Man sollte auch berücksichtigen, daß z.B. der deutsche Staat seine Banken geradezu ermuntert, Staatsanleihen zu kaufen, denn dafür brauchen sie kein Kapital vorzuhalten (im Gegensatz zu anderen Krediten), weil Staatsanleihen als sicher und nicht ausfallgefährdet gelten.
Man kann hier von einer indirekten Subventionierung sprechen, weil die Staaten natürlich - wie Herionabhängige - auf den Zufluß neuen "Stoffs" (Geld bzw. Rauschgift) angewiesen sind.

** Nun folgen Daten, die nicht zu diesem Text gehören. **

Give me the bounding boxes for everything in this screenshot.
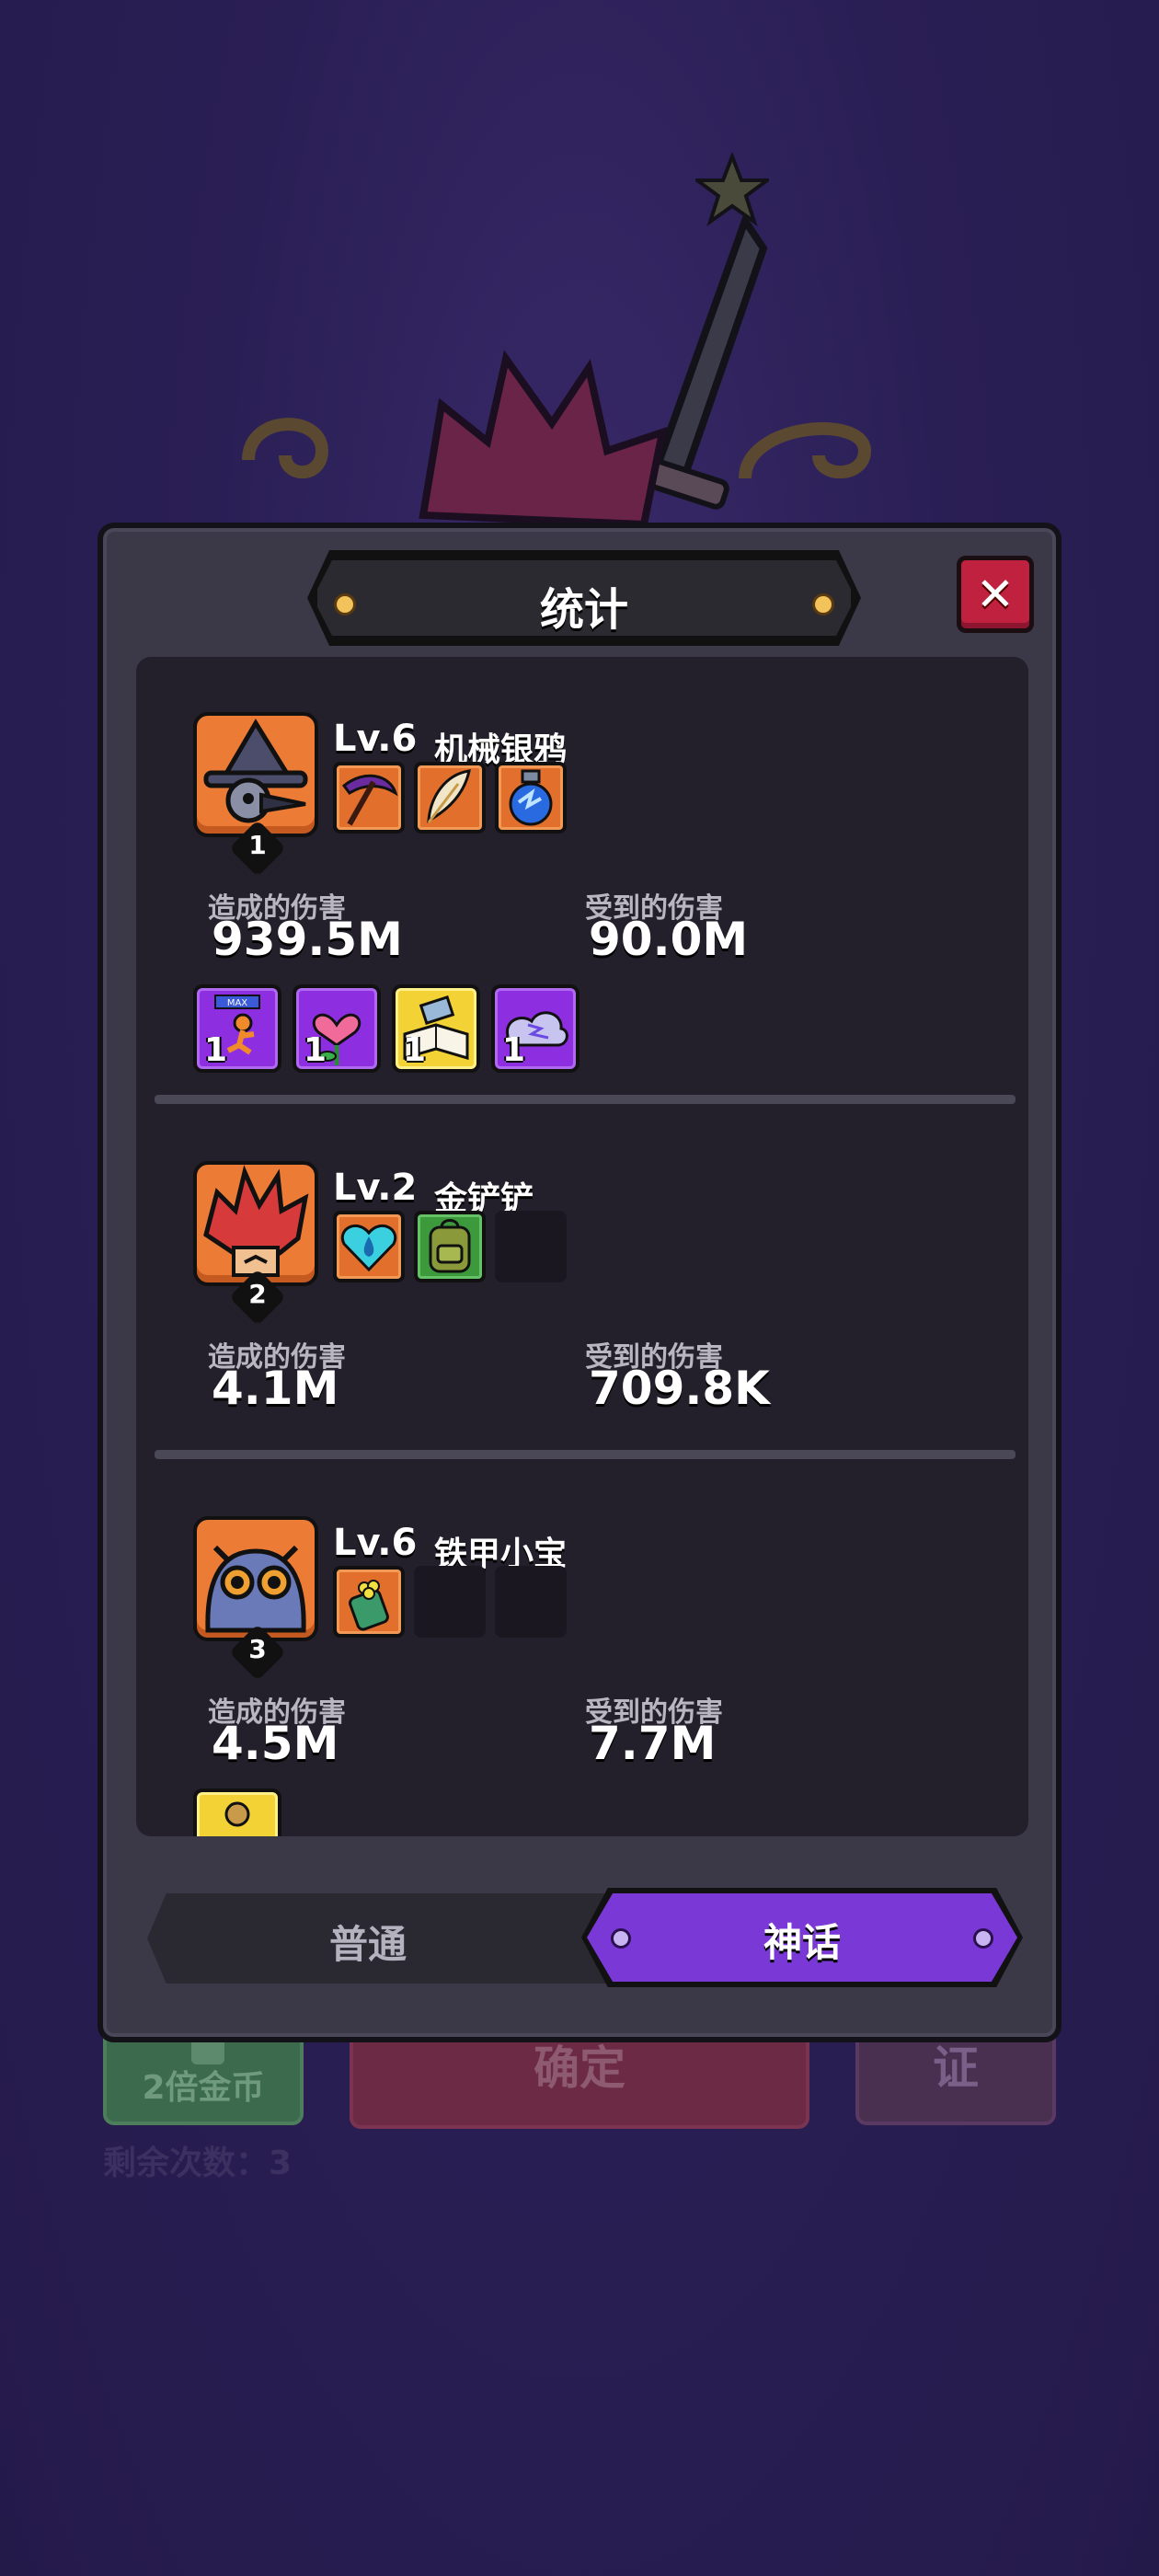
skill-card[interactable]: MAX 1: [193, 984, 281, 1073]
pickaxe-icon: [341, 774, 398, 826]
dialog-title: 统计: [539, 584, 628, 636]
rank-number: 3: [248, 1634, 267, 1664]
skill-card[interactable]: 1: [392, 984, 480, 1073]
equipment-slot[interactable]: [414, 762, 486, 834]
skill-card[interactable]: [193, 1788, 281, 1836]
tab-normal[interactable]: 普通: [147, 1893, 625, 1984]
card-count: 1: [403, 1031, 427, 1069]
swirl-decoration: [242, 418, 329, 479]
title-plate: 统计: [313, 556, 855, 640]
robot-goggles-portrait[interactable]: [193, 1516, 318, 1641]
damage-dealt-value: 4.1M: [212, 1362, 339, 1415]
stats-dialog: 统计 ✕ 1 Lv.6 机械银鸦 造成的伤害 939.5M 受到的伤害 90.0…: [98, 523, 1061, 2042]
skill-card[interactable]: 1: [293, 984, 381, 1073]
star-icon: [695, 153, 769, 226]
damage-taken-value: 709.8K: [589, 1362, 770, 1415]
hero-level: Lv.6: [333, 1522, 418, 1564]
hero-divider: [155, 1450, 1016, 1459]
mascot-hair-icon: [419, 350, 668, 529]
swirl-decoration: [739, 422, 872, 479]
damage-taken-value: 90.0M: [589, 913, 749, 966]
flower-gem-icon: [349, 1580, 389, 1631]
close-button[interactable]: ✕: [957, 556, 1034, 633]
water-heart-icon: [340, 1225, 397, 1272]
empty-equipment-slot[interactable]: [414, 1566, 486, 1638]
empty-equipment-slot[interactable]: [495, 1566, 567, 1638]
robot-goggles-icon: [205, 1545, 306, 1633]
rivet-icon: [973, 1928, 993, 1949]
rank-number: 2: [248, 1279, 267, 1309]
crow-wizard-portrait[interactable]: [193, 712, 318, 837]
equipment-slot[interactable]: [333, 1566, 405, 1638]
card-count: 1: [304, 1031, 327, 1069]
tab-myth[interactable]: 神话: [587, 1893, 1017, 1982]
svg-text:MAX: MAX: [227, 998, 247, 1008]
remaining-count-text: 剩余次数：3: [103, 2145, 293, 2182]
damage-dealt-value: 4.5M: [212, 1717, 339, 1770]
red-hair-hero-portrait[interactable]: [193, 1161, 318, 1286]
tab-myth-label: 神话: [763, 1920, 841, 1965]
card-count: 1: [204, 1031, 228, 1069]
card-count: 1: [502, 1031, 526, 1069]
skill-card-icon: [224, 1801, 250, 1827]
double-gold-label: 2倍金币: [142, 2069, 265, 2107]
equipment-slot[interactable]: [495, 762, 567, 834]
skill-card[interactable]: 1: [491, 984, 580, 1073]
backpack-icon: [429, 1219, 471, 1273]
rank-number: 1: [248, 830, 267, 860]
hero-level: Lv.6: [333, 718, 418, 760]
close-icon: ✕: [976, 568, 1015, 621]
hero-divider: [155, 1095, 1016, 1104]
damage-dealt-value: 939.5M: [212, 913, 403, 966]
rivet-icon: [812, 593, 834, 615]
feather-icon: [427, 769, 471, 823]
equipment-slot[interactable]: [333, 762, 405, 834]
potion-icon: [509, 769, 553, 826]
damage-taken-value: 7.7M: [589, 1717, 717, 1770]
red-hair-hero-icon: [203, 1165, 309, 1277]
empty-equipment-slot[interactable]: [495, 1211, 567, 1282]
hero-level: Lv.2: [333, 1167, 418, 1209]
equipment-slot[interactable]: [333, 1211, 405, 1282]
tab-normal-label: 普通: [328, 1922, 407, 1967]
equipment-slot[interactable]: [414, 1211, 486, 1282]
hero-stats-list[interactable]: 1 Lv.6 机械银鸦 造成的伤害 939.5M 受到的伤害 90.0M MAX…: [136, 657, 1028, 1836]
crow-wizard-icon: [203, 719, 308, 823]
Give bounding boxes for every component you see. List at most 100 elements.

Leider hat die Bundesregierung schon im Mai letzten Jahres versäumt, auf die eindeutige Vertragslage (no-bail-out) hinzuweisen, Darlehn an Griechenland und Verhandlungen darüber kategorisch auszuschließen und den Griechen zu empfehlen, entsprechende Gespräche zur Neustrukturierung ihrer Verbindlichkeiten mit dem Pariser Club aufzunehmen. Dann hätten die Gläubiger entsprechende Verhandlungen mit Griechenland führen müssen, ohne auf die Schatulle des Bundesfinanzministers schielen zu können. Mit den bisher für Griechenland und andere Staaten gemachten Garantien hätte man die Sparguthaben bei evtl. gefährdeten deutschen Banken sichern können.
Hier liegt der Fehler - und nicht bei den Gläubigern, die die ihnen gebotene Chance natürlich genutzt haben.